RICORDO DI JAN PALACH di Giuseppe Nigro

E’ trascorso mezzo secolo da quando la notizia che lo studente Jan Palach si era dato fuoco “come i bonzi” fece il giro del mondo. Il paragone con il bonzo buddista che nel 1963, a Saigon, si era ucciso dandosi alle fiamme per denunciare le discriminazioni religiose in Vietnam fu immediato.
La breve stagione politica, nota come la primavera di Praga, con cui Dubcek e Svodoba tentarono di riformare il regime a partito unico, fu interrotta drasticamente nell’agosto del 1968 con l’occupazione sovietica. La presenza dei carri armati russi in Piazza San Venceslao segnò  tragicamente la fine di quell’esperimento. Democrazia e libertà in Cecoslovacchia furono di nuovo conculcate, come nel 1948.
Fu proprio in piazza San Venceslao che, nel tardo pomeriggio del 16 gennaio 1969, lo studente di filosofia Jan Palach, all’epoca aveva 21 anni, diede fuoco ai suoi vestiti per protestare contro l’occupazione russa che durava ormai da cinque mesi mettendo in subbuglio il mondo politico cecoslovacco. Il plenum del comitato centrale del partito comunista cecoslovacco, preoccupato che altri studenti potessero emulare il gesto, condannò l’atto suicida nel “modo più severo” (sic!).
Jan Palach non era un eroe isolato.  Egli faceva parte di un gruppo di studenti che aveva deciso di sacrificare la propria vita pur di tenere desta tra la popolazione la resistenza al neostalinismo. È quanto si legge nella “lettera di congedo” che fu trovata nel portafoglio di Palach.
Un altro documento rinvenuto rivelò che all’università di Praga si era costituito un gruppo di quindici studenti “volontari della morte”, decisi a denunciare la censura e scuotere i vertici del partito comunista cecoslovacco che aveva capitolato di fronte ai russi.
Il giorno 17 gennaio i giornali parlavano ancora di “tentato suicidio” ma che l’epilogo sarebbe stato tragico era evidente.
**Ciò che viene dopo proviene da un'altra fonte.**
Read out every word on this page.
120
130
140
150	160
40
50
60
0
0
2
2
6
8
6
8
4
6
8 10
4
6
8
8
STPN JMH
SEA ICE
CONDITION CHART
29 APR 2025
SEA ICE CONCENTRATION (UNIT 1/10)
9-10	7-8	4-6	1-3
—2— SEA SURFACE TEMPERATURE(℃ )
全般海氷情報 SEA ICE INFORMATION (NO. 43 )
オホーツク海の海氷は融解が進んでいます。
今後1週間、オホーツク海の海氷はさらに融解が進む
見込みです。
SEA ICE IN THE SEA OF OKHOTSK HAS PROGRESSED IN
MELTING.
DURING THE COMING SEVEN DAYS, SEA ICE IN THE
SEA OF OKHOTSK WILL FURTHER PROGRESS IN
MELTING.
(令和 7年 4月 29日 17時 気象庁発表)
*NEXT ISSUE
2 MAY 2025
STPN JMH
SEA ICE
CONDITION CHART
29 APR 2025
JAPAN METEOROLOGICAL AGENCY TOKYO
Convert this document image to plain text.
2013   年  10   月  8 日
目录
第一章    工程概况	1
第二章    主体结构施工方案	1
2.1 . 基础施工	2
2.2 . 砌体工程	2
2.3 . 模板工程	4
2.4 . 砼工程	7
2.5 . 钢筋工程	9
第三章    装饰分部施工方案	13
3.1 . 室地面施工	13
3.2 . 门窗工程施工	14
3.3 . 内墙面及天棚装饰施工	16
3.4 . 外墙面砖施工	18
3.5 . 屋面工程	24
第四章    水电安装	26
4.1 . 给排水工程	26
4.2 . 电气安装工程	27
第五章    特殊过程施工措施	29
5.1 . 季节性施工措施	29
Il 19 gennaio giunse la notizia che Jan Palach a seguito della gravi ustioni  era morto.
Jan Palach fu per molti come me, all’epoca studente liceale, il compagno di scuola che s’immolava per le sue convinzioni, per la libertà. Non si era neppure lontanamente in grado di comprendere la complessità in cui quel drammatico episodio s’inseriva. Prevalse in molti di noi la pietas e l’indignazione contro chi impediva la libertà, l’autodeterminazione di un popolo.
Nel mio immaginario Jan fu il martire che si sacrificava per la patria contro lo straniero invasore. Per me non era molto diverso dai martiri del Risorgimento italiano che avevano combattuto sprezzanti della vita per la libertà d’Italia.
Con i miei compagni di scuola non organizzammo una manifestazione di protesta, ma una commemorazione, un rito funebre. Il funerale era aperto da nove studentesse che portavano ognuna una lettera con cui composero il nome JAN PALACH. Seguiva una bara di cartone portata  a spalla da quattro studenti, accodati una marea silenziosa di giovani studenti commossi. 
Fu forse la prima e ultima manifestazione unitaria di un movimento degli studenti nascente. Prevalse in quell’episodio il desiderio di testimoniare umana pietà e vocazione alla libertà. Subito dopo sarebbero seguite le divisioni ideologiche, le contrapposizioni di gruppo, corrente, partito.
Quando anni dopo nel 1980 andai a Praga, in piazza San Venceslao non vi era neppure un segno a ricordare la ribellione del giovane studente.  Neppure un fiore sul luogo del sacrificio. Mi fermai in raccoglimento, fra gli occhi indagatori di qualcuno degli astanti.
Soltanto dopo il 1989, caduto il muro di Berlino,  una piccola lapide fu posta sotto il monumento di San Venceslao. La stessa che trovai anni dopo quando ritornai in quel luogo a testimoniare nuovamente, con i miei figli, il ricordo di Jan Palach.